El modelo matemático ha resultado en una fórmula sorprendentemente similar a la de la ley de Ohm que rige los circuitos eléctricos en serie

Un circuito genético responde al incremento de cargas genéticas de igual manera que un circuito eléctrico

.

¿Podemos predecir el comportamiento de un organismo vivo a través del funcionamiento individual de sus proteínas y genes de la misma forma que predecimos el de una máquina a través de sus componentes? Esta es una pregunta clave para muchos expertos en biología sintética: una disciplina que busca la aplicación de la ingeniería en el diseño de nuevos organismos modificados genéticamente.

 

UPF / Científicos del Laboratorio de Sistemas Complejos del Departamento de Ciencias Experimentales y de la Salud (DCEXS) han formulado un modelo matemático que predice la expresión genética de un organismo y han obtenido que, lejos de seguir una lógica basada en las particularidades de la biología, presenta un sorprendente paralelismo con las leyes que rigen los circuitos eléctricos.

.

La ingeniería genética es una realidad

La biología sintética busca mejorar las funciones de los organismos concediéndoles capacidades que originalmente no tenían. Detrás de esta corriente están proyectos como la lucha contra la malaria o la generación  de nuevas fuentes de energía de origen biológico. Los cambios en el organismo son posibles gracias a la ingeniería genética, que permite añadir a un organismo genes provenientes de otras especies. Desde la biología sintética lo que se busca es no sólo introducir nuevo gen, sino las instrucciones necesarias que determinan cuándo y cuándo no el organismo realizará dicha función.
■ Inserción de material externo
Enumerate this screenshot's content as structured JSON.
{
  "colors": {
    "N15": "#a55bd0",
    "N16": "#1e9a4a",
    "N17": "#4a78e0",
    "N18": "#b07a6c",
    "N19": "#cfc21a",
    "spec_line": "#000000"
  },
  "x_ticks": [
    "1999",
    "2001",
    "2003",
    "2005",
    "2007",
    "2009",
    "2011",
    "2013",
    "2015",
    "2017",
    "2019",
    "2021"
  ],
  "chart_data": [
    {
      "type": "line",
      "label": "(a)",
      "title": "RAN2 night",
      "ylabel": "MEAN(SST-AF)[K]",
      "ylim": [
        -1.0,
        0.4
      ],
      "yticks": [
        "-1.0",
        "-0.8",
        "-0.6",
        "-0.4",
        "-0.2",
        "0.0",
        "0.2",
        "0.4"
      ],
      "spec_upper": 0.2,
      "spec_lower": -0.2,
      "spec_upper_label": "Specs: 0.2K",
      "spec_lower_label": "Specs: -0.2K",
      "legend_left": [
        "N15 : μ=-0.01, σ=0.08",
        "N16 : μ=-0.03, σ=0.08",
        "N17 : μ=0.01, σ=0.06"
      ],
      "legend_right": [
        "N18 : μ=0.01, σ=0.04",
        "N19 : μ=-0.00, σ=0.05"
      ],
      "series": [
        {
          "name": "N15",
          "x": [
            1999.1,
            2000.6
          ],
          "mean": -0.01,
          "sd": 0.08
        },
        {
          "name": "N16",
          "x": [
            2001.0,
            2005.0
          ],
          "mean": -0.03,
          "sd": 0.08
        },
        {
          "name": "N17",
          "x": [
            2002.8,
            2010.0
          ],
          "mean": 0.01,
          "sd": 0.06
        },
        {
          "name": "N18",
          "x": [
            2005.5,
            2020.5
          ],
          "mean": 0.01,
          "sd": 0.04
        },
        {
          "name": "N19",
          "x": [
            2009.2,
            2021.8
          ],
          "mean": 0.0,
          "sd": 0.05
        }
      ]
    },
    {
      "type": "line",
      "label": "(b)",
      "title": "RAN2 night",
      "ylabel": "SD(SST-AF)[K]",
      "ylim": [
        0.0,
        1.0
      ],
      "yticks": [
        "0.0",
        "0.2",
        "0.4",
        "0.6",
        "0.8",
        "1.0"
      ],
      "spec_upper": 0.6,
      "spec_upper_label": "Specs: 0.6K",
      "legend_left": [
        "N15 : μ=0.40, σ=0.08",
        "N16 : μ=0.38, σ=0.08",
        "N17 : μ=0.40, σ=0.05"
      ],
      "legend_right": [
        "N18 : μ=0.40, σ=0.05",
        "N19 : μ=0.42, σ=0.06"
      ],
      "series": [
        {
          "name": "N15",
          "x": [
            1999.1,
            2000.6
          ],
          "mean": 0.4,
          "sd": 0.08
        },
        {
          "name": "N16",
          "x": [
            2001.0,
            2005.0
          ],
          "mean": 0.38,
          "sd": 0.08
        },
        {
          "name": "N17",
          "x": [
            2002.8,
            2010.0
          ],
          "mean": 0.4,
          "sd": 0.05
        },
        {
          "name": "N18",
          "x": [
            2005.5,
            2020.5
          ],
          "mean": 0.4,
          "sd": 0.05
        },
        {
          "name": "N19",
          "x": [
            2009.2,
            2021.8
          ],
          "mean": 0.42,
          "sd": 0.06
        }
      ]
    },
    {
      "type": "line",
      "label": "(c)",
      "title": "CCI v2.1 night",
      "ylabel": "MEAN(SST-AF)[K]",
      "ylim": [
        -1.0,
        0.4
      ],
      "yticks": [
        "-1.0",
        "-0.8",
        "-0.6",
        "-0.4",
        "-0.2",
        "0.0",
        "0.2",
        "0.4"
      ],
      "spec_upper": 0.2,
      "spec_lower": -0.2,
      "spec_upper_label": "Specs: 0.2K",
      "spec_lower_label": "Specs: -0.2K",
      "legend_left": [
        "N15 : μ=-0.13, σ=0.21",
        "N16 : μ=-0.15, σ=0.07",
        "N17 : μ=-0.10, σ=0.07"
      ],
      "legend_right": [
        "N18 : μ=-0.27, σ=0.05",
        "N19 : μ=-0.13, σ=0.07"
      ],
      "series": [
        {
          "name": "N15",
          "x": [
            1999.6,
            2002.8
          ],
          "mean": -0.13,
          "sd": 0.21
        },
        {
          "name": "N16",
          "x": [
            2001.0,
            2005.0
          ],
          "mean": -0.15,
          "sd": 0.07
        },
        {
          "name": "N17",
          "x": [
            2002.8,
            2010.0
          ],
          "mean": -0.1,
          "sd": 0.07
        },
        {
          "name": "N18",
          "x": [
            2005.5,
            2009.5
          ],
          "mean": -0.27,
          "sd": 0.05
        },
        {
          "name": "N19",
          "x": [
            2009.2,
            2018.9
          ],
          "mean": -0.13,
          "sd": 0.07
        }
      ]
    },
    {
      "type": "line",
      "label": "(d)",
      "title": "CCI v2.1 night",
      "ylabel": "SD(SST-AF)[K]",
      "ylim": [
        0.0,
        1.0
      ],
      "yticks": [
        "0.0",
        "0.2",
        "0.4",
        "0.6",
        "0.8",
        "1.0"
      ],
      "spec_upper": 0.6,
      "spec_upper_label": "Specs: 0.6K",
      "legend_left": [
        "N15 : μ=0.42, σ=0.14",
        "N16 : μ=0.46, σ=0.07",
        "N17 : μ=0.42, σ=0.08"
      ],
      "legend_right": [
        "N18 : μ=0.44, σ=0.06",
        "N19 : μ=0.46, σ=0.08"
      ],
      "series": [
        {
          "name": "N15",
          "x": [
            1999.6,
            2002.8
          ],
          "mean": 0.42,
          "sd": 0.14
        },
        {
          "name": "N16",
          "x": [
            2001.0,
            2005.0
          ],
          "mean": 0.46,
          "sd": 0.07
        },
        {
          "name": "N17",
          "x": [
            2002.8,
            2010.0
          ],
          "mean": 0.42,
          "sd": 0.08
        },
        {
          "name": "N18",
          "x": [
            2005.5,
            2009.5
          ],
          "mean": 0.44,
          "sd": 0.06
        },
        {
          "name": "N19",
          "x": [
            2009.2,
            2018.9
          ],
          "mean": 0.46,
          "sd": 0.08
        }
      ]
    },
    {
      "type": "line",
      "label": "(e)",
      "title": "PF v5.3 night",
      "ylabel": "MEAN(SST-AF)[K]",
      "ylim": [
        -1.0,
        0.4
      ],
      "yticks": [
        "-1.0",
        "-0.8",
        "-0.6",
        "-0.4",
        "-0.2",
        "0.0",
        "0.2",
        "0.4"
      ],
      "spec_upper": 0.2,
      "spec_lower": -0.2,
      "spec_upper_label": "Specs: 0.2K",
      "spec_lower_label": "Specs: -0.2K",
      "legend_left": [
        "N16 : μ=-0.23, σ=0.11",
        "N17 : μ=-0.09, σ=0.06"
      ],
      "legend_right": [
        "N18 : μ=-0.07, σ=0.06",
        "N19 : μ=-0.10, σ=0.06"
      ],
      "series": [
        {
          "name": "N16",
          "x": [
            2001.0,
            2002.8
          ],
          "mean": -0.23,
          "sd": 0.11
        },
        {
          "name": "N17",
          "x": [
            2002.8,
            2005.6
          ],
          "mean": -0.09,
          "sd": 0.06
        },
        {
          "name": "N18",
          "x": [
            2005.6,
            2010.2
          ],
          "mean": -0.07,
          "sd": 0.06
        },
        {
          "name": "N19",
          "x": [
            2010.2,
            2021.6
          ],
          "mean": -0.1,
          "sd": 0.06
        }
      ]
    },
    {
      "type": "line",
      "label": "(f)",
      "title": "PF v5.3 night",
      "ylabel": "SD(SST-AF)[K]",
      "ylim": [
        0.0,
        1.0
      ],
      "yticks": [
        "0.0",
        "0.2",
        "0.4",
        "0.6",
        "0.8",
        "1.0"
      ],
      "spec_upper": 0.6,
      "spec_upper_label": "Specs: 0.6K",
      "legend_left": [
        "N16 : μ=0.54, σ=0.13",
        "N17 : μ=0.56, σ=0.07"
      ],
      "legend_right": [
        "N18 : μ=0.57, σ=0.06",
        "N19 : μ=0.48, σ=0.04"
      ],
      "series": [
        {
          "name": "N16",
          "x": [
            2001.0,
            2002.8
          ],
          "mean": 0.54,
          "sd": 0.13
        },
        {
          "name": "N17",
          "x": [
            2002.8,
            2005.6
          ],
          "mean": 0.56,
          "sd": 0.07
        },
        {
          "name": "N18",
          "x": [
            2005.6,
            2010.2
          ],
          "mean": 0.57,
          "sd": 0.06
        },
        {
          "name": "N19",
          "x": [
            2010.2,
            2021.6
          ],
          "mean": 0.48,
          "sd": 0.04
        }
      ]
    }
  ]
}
Si la demanda de expresión genética aumenta pero los recursos celulares son los mismos, el resultado final de la expresión se verá alterado

Sin embargo, cuando se introduce un gen en el ADN de una célula se genera estrés celular, que provoca una carga extra en la expresión genética de la célula y afecta a su metabolismo. Esta carga hace que sea imposible predecir el comportamiento de un circuito genético entero simplemente caracterizando por separado los genes que lo componen, siendo ésta una de las mayores limitaciones para el progreso de la biología sintética.
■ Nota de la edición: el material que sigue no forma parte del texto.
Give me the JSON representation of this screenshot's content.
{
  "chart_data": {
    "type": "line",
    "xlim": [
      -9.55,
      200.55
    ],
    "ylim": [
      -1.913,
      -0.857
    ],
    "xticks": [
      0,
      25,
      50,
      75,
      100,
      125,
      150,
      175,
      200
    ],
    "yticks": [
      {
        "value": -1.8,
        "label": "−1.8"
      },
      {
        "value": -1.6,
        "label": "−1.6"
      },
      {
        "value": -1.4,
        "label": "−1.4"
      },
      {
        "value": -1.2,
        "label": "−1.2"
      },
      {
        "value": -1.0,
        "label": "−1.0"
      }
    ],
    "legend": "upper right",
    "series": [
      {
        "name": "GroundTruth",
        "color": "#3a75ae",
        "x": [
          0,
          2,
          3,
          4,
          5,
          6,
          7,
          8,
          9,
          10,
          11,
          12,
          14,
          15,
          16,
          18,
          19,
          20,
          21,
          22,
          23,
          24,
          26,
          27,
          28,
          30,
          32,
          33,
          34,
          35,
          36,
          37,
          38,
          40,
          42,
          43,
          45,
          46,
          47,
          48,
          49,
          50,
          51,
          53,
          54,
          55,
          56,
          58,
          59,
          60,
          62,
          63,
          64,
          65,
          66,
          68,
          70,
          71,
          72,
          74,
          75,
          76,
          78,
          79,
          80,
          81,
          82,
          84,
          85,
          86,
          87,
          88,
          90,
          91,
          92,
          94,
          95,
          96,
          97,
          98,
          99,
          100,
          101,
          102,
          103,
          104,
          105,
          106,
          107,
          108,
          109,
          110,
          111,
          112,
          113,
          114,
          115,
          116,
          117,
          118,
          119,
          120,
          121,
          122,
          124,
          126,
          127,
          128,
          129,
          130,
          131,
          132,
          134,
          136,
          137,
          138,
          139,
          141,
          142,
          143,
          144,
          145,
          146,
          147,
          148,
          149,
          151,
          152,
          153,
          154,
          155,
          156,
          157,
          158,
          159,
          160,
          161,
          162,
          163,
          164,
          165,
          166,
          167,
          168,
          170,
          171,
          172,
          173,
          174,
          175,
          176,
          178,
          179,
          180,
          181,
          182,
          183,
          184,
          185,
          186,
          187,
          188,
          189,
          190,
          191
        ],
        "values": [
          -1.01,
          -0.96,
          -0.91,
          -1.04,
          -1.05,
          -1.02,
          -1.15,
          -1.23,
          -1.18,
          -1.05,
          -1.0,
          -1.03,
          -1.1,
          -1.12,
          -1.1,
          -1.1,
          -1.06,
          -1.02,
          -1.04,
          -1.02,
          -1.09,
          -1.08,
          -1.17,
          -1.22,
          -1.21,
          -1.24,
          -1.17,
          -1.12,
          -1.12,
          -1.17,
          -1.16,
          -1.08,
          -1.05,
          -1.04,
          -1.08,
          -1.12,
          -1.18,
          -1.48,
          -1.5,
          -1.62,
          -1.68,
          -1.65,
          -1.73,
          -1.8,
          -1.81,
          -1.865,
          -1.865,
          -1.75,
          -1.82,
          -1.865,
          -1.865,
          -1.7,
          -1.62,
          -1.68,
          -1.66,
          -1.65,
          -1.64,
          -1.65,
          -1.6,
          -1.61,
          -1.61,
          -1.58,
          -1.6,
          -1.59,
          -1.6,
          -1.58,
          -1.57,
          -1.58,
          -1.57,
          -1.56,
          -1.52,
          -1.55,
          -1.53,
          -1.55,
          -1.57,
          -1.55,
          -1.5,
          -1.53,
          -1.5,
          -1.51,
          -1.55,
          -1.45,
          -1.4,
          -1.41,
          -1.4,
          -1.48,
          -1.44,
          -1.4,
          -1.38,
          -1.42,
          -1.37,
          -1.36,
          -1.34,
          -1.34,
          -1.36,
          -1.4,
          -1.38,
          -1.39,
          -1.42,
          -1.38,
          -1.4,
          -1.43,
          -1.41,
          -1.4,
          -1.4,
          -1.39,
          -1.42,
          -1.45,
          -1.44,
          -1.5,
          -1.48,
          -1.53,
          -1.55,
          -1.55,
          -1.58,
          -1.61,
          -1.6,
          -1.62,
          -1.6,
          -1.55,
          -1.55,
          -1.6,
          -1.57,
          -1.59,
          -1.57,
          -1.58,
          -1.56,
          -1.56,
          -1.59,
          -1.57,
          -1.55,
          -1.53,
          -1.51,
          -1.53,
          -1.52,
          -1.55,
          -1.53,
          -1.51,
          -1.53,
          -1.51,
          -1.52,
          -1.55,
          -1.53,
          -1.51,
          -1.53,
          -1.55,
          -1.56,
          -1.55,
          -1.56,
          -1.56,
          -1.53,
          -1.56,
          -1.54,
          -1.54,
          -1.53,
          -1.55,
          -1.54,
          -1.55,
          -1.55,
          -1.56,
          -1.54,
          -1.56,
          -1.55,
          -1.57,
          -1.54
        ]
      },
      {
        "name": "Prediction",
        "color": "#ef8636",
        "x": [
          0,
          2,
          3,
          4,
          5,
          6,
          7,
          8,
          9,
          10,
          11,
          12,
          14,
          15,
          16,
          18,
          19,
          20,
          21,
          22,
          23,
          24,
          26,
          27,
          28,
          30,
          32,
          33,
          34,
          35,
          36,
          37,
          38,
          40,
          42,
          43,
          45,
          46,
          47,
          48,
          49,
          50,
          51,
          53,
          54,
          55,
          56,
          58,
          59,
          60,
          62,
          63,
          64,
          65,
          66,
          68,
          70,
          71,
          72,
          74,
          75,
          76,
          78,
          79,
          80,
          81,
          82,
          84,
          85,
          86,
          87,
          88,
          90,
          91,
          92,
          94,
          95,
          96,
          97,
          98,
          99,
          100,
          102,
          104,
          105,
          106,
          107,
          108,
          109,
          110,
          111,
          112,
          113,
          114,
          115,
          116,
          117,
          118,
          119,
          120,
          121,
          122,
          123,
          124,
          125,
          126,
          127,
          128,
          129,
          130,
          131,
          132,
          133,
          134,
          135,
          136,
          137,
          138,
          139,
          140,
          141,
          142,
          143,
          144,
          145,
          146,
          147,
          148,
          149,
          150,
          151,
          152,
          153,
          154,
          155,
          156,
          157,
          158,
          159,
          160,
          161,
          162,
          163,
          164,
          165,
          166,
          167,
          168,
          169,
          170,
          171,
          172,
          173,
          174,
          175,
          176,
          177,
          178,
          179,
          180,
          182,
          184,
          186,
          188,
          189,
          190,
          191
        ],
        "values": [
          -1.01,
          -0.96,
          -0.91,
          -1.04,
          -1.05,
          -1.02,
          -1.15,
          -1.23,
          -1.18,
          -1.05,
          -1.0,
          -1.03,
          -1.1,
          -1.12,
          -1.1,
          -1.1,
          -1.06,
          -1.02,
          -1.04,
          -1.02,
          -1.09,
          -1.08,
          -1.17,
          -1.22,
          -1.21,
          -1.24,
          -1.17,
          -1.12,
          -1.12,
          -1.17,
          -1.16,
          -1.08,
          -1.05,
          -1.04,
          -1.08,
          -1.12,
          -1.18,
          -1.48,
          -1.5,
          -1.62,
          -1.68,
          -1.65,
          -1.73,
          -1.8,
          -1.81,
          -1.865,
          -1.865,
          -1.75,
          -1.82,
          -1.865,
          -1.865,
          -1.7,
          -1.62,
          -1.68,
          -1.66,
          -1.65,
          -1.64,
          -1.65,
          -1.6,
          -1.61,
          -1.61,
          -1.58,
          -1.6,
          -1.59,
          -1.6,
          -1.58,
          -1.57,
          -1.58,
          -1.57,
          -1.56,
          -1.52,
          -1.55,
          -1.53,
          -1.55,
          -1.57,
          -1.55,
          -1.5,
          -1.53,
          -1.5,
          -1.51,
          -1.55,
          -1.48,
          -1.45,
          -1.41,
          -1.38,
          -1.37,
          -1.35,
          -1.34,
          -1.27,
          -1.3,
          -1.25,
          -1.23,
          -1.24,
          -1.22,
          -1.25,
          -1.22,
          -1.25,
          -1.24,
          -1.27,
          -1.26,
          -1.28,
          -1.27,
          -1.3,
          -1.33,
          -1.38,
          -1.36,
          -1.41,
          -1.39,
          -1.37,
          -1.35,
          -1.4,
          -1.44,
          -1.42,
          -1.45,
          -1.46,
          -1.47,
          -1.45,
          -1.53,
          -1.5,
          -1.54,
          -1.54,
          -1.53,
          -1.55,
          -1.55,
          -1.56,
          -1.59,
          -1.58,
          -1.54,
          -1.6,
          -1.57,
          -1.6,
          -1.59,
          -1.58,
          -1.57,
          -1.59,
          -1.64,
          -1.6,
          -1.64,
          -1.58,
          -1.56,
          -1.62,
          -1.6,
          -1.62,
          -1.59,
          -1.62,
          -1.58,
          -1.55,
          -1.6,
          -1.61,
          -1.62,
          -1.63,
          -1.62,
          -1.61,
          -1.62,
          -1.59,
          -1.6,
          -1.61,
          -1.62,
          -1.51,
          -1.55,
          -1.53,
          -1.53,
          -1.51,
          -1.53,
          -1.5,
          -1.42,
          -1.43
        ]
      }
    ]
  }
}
La expresión genética de una célula depende de los recursos que ésta tiene a su alcance, así que si la demanda de expresión genética aumenta (por la adición de un nuevo gen, por ejemplo), pero los recursos celulares son los mismos, el resultado final de la expresión se verá alterado. De la misma forma que a veces encendemos una estufa en nuestra casa y vemos que se resiente la luz de la bombilla de la habitación, en un organismo vivo la adición de un gen puede afectar a la expresión de otro, por muy poca relación que aparentemente tengan ya que dependen de una misma fuente de recursos celulares.

.

Más que un principio para la electricidad

La metáfora de los electrodomésticos en una casa no es casual. El equipo liderado por Carlos Rodríguez y Javier Macía ha formulado un modelo matemático para predecir la carga genética que sufrirá una célula cuando se le introduce un gen determinado. El modelo matemático ha resultado en una fórmula sorprendentemente similar a la de la ley de Ohm que rige los circuitos eléctricos en serie.

Este modelo matemático ha sido validado experimentalmente con bacterias. Los autores de este artículo científico confirman pues que un circuito genético responde al incremento de cargas genéticas de igual manera que un circuito eléctrico conectado a una fuente de energía responde a las cargas eléctricas:

Este modelo matemático ha sido validado experimentalmente con bacterias / UPF

Este modelo matemático ha sido validado experimentalmente con bacterias / UPF

.

Esta fórmula y su validación demuestran que la carga genética es una propiedad aditiva que permite predecir el comportamiento de un sistema genético completo, un escalón fundamental en la ingeniería genética que hasta ahora no podía alcanzarse.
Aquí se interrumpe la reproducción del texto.